Is this still working on your site after 4 years? Or did MS fix things on their side so this patch is no longer needed?

jacktonkin’s picture

I'm still applying a version of this patch and translations work with it applied. The patch above is against an old version of the API. I have a newer patch I'll re-roll against HEAD.

I haven't tested without this since I updated to the V3 API, but looking at the documentation it seems clear to me that any markup should be submitted to the service with 'textType' => 'html'.

https://docs.microsoft.com/en-gb/azure/cognitive-services/translator/ref...

Also, thank you so much for taking the time to prepare a Drupal 9 compatible release of this module!

jacktonkin’s picture

Updated patch.

heddn’s picture

+++ b/src/Plugin/tmgmt/Translator/MicrosoftTranslator.php
@@ -61,6 +61,16 @@ class MicrosoftTranslator extends TranslatorPluginBase implements ContainerFacto
+  protected $escapeStart = '<span class="notranslate">';
...
+  protected $escapeEnd = '</span>';

I don't see where this is used. Or does it come into play from the parent class?
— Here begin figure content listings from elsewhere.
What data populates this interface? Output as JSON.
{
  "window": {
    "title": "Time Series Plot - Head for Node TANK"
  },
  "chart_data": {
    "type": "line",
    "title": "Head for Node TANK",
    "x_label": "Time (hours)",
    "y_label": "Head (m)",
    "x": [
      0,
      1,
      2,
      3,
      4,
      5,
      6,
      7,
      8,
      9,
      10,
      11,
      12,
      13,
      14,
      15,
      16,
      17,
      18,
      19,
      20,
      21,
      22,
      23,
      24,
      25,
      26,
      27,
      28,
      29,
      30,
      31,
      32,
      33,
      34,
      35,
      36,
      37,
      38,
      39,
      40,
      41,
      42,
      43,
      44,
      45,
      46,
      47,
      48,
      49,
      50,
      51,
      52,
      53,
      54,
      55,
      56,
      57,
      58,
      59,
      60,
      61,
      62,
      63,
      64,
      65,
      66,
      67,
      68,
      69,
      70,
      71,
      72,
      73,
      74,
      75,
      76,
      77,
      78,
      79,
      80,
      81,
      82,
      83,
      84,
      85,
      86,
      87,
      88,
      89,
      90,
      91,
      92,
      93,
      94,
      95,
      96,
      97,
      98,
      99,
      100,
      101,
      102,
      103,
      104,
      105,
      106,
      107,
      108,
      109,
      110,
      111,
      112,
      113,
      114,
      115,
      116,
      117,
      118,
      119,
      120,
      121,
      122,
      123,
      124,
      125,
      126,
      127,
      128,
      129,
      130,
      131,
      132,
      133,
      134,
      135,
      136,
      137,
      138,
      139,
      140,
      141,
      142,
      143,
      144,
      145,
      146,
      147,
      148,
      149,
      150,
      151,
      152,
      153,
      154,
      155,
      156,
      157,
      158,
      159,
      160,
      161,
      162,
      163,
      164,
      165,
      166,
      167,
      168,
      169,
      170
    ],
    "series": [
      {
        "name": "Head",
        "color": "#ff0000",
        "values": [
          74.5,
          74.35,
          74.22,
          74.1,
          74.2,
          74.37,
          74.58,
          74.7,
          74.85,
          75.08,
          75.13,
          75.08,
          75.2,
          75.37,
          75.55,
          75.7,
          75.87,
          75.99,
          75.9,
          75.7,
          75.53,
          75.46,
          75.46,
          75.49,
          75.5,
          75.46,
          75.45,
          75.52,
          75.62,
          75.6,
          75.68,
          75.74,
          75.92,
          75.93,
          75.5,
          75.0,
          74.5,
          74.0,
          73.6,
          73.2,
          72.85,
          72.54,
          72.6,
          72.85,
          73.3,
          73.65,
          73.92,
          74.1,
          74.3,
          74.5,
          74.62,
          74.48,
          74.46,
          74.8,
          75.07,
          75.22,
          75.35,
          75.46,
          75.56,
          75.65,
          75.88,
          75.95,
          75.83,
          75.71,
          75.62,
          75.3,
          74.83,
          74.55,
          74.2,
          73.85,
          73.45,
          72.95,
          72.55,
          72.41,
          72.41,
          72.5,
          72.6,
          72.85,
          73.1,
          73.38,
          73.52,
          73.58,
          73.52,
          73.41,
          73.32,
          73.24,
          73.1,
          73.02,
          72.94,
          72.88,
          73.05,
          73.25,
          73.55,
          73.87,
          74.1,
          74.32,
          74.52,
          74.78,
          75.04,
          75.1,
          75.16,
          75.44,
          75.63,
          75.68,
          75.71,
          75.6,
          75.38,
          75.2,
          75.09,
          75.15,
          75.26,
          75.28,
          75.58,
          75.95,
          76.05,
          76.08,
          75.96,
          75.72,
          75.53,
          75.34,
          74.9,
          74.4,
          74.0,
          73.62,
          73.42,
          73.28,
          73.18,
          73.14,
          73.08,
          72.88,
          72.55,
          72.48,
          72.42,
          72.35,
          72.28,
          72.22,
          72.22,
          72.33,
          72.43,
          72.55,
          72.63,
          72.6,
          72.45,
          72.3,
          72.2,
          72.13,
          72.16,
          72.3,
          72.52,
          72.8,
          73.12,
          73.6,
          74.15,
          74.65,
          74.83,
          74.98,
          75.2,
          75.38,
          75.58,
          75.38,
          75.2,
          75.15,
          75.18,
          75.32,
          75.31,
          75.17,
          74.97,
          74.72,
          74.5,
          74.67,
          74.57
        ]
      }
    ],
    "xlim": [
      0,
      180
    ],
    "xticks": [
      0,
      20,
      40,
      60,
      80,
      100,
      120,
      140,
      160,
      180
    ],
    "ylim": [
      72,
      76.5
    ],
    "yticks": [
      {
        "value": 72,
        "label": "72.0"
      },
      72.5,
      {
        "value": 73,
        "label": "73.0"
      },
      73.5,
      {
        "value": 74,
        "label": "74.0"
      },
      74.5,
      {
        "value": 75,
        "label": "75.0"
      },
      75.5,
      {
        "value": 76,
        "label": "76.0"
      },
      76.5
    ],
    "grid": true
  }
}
I am really going to have to depend on you to tell me if this is a change that risks breaking anything. I only lightly use this module and don't have sufficient time to thoroughly grok if this is a risky change.

jacktonkin’s picture

Yes, parent::escapeText() and parent::unescapeText() wrap substrings that shouldn't be translated with those <span> tags.

This is so locale placeholders (e.g. @title in t("Created new content @title", ['@title' => $node->label()]);) don't get translated. See #5 above. I believe that escaping like this is only available when translating HTML on Microsoft's service.
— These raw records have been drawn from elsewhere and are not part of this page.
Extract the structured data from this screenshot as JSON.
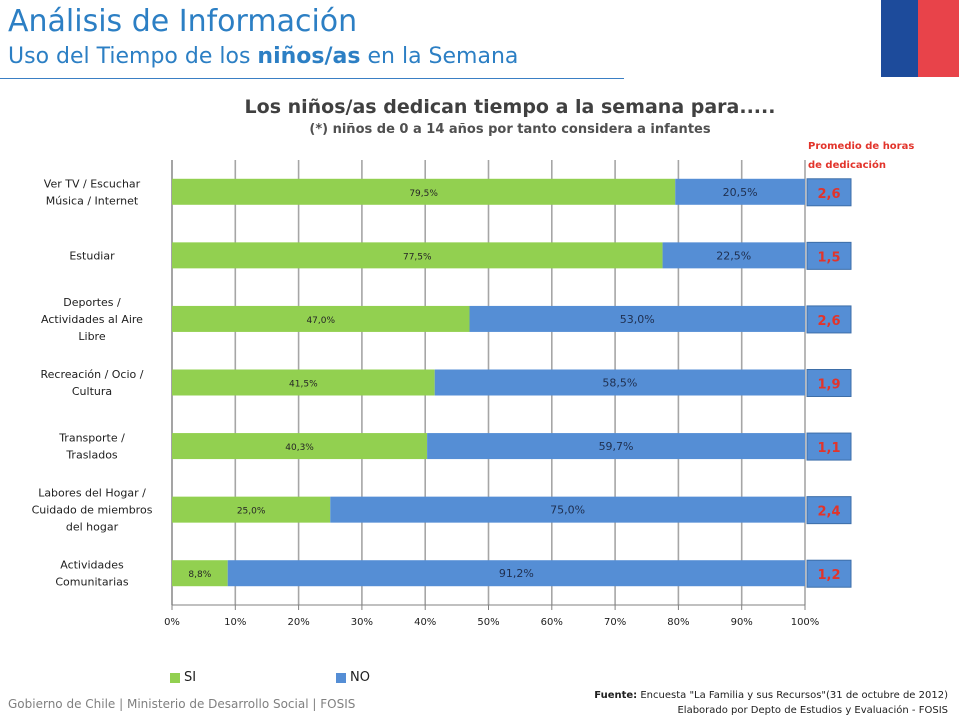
{
  "header": {
    "title": "Análisis de Información",
    "subtitle_pre": "Uso del Tiempo de los",
    "subtitle_bold": "niños/as",
    "subtitle_post": "en la Semana"
  },
  "colors": {
    "si": "#92d050",
    "no": "#558ed5",
    "avg_text": "#e2342b",
    "title_blue": "#2c7fc4",
    "flag_blue": "#1d4b9b",
    "flag_red": "#e8434a"
  },
  "avg_caption": {
    "line1": "Promedio de horas",
    "line2": "de dedicación"
  },
  "chart_data": {
    "type": "bar",
    "orientation": "horizontal",
    "stacked": true,
    "title": "Los niños/as dedican tiempo a la semana  para.....",
    "subtitle": "(*) niños de 0 a 14 años por tanto considera a infantes",
    "categories": [
      [
        "Ver TV / Escuchar",
        "Música / Internet"
      ],
      [
        "Estudiar"
      ],
      [
        "Deportes /",
        "Actividades al Aire",
        "Libre"
      ],
      [
        "Recreación / Ocio /",
        "Cultura"
      ],
      [
        "Transporte  /",
        "Traslados"
      ],
      [
        "Labores del Hogar /",
        "Cuidado de miembros",
        "del hogar"
      ],
      [
        "Actividades",
        "Comunitarias"
      ]
    ],
    "series": [
      {
        "name": "SI",
        "values": [
          79.5,
          77.5,
          47.0,
          41.5,
          40.3,
          25.0,
          8.8
        ],
        "labels": [
          "79,5%",
          "77,5%",
          "47,0%",
          "41,5%",
          "40,3%",
          "25,0%",
          "8,8%"
        ]
      },
      {
        "name": "NO",
        "values": [
          20.5,
          22.5,
          53.0,
          58.5,
          59.7,
          75.0,
          91.2
        ],
        "labels": [
          "20,5%",
          "22,5%",
          "53,0%",
          "58,5%",
          "59,7%",
          "75,0%",
          "91,2%"
        ]
      }
    ],
    "averages_hours": [
      "2,6",
      "1,5",
      "2,6",
      "1,9",
      "1,1",
      "2,4",
      "1,2"
    ],
    "xlim": [
      0,
      100
    ],
    "xticks": [
      "0%",
      "10%",
      "20%",
      "30%",
      "40%",
      "50%",
      "60%",
      "70%",
      "80%",
      "90%",
      "100%"
    ],
    "grid": true,
    "legend": "bottom"
  },
  "footer": {
    "left": "Gobierno de Chile | Ministerio de Desarrollo Social | FOSIS",
    "source_label": "Fuente:",
    "source_text": "Encuesta \"La Familia y sus Recursos\"(31  de  octubre de 2012)",
    "credit": "Elaborado por Depto de Estudios y Evaluación - FOSIS"
  }
}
All of the text we send for translation using this service has been entered in CKEditor and is wrapped in paragraph tags at least, so I don't know for sure that sending text that isn't wrapped in HTML tags will cause a problem. I did see problems in the past with HTML tags being translated, which is why I took up this issue. Also, I'd have thought that most of the translation sources in Drupal are markup rather than plain text (in the sense that they are safe to include directly in the rendered page without further escaping) so it's hard to see how this can make things worse?

  • heddn committed d7ebeed on 8.x-1.x authored by jacktonkin
    Issue #2042873 by jacktonkin, jantoine, pmu: Preserve HTML
    
heddn’s picture

Status: Needs review » Fixed

Thanks for explaining your logic. Committed it.

Status: Fixed » Closed (fixed)

Automatically closed - issue fixed for 2 weeks with no activity.